Il pittore, infastidito, si recò dal vicino, facendogli presente che, con tutto quel rumore, lui non riusciva più né a lavorare né a starsene in santa pace a casa sua.
Il tessitore, malgrado le ripetute proteste di Sandro, imperterrito continuò a far andare i suoi telai al solito ritmo, incurante di provocare disagio e malessere nel suo prossimo.

Anzi, in occasione di un battibecco con il Botticelli, lo allontano’ sostenendo che in casa sua voleva e poteva far ciò che più gli piaceva.

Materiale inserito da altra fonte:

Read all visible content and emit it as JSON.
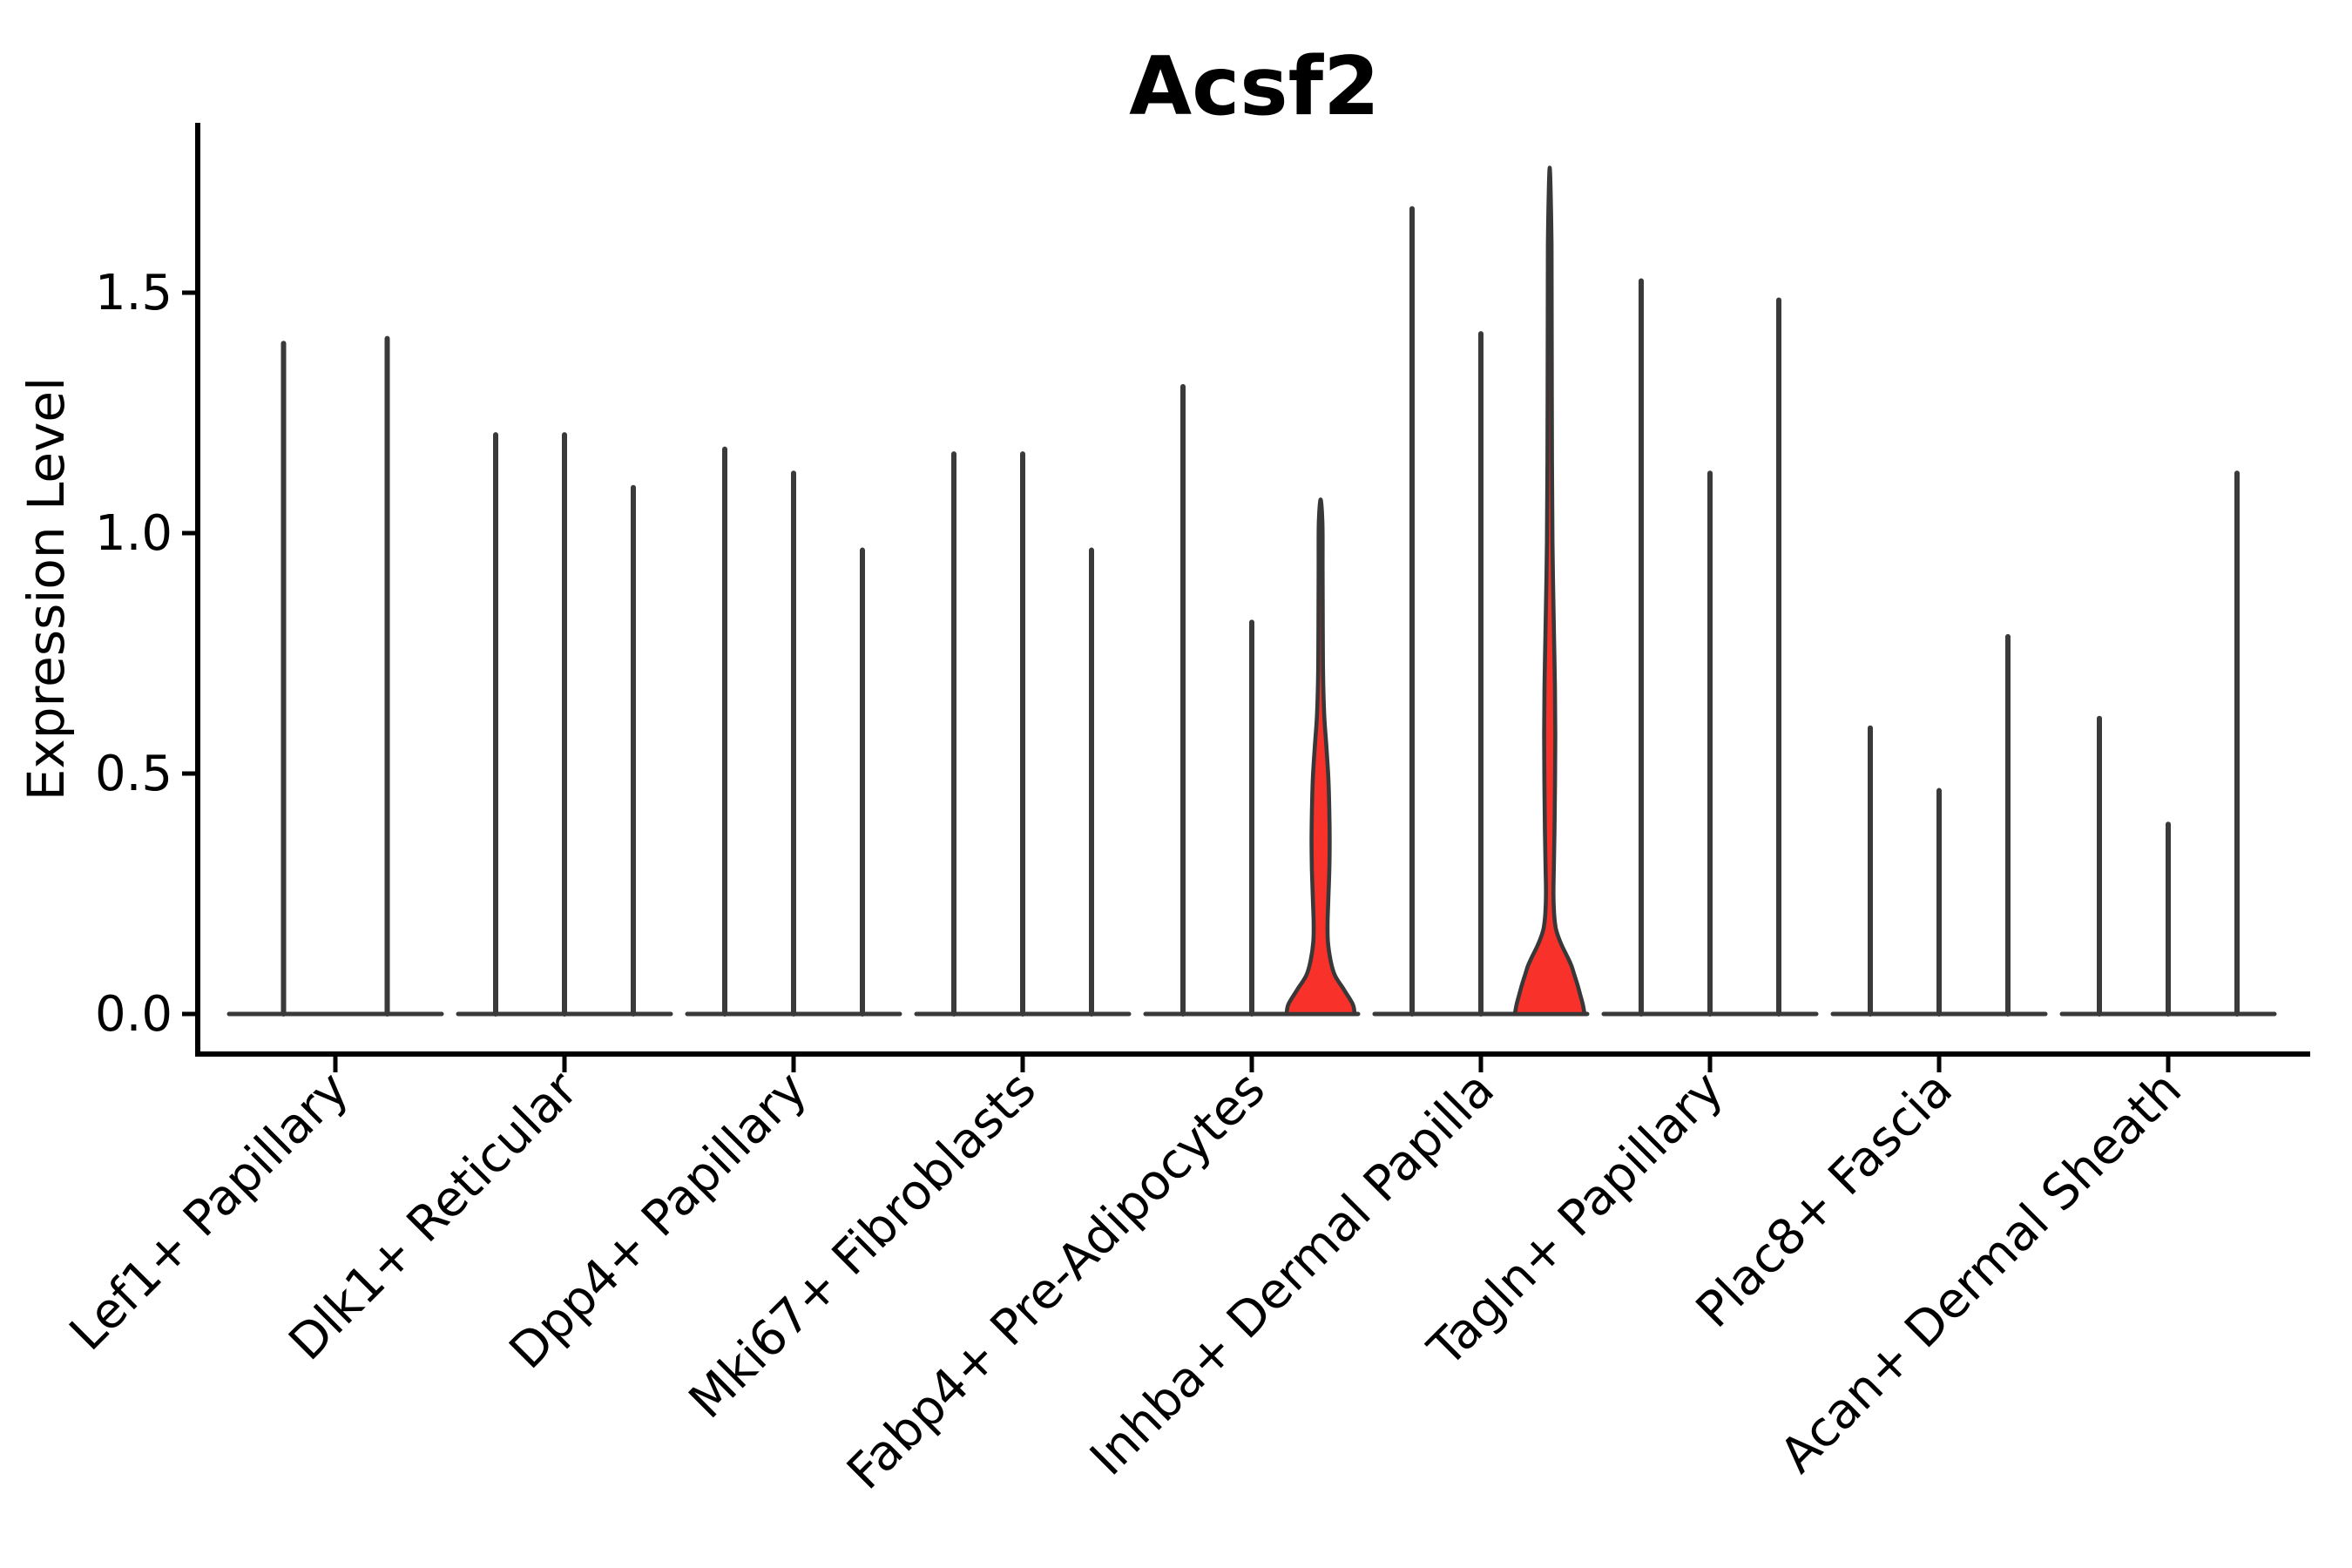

Botticelli, furibondo, se ne andò.

Lungi però dal volerla dar vinta ad un campione di arroganza e prepotenza, mise in atto quello che, senz’ombra di dubbio, si può definire un colpo di genio.
Il muro della casa di Botticelli, infatti, era molto più alto di quello della casa del tessitore e l’astuto Sandro pose proprio lì sopra, in bilico, un pesantissimo e gigante masso, che, ad ogni vibrazione del muro, prendeva ad oscillare dando l’impressione di dover precipitare da un momento all’altro, abbattendosi sul tetto e sui telai del vicino.
Il tessitore, spaventatissimo, corse subito da Botticelli, pregandolo di porre rimedio a quella pericolosa situazione e spiegando che no, lui non poteva vivere così, con la minaccia incombente di un macigno che traballava sulla sua testa e col rischio di finire morto schiacciato.
E Botticelli, beffardo, replicò: in casa mia voglio e posso far ciò che più mi piace.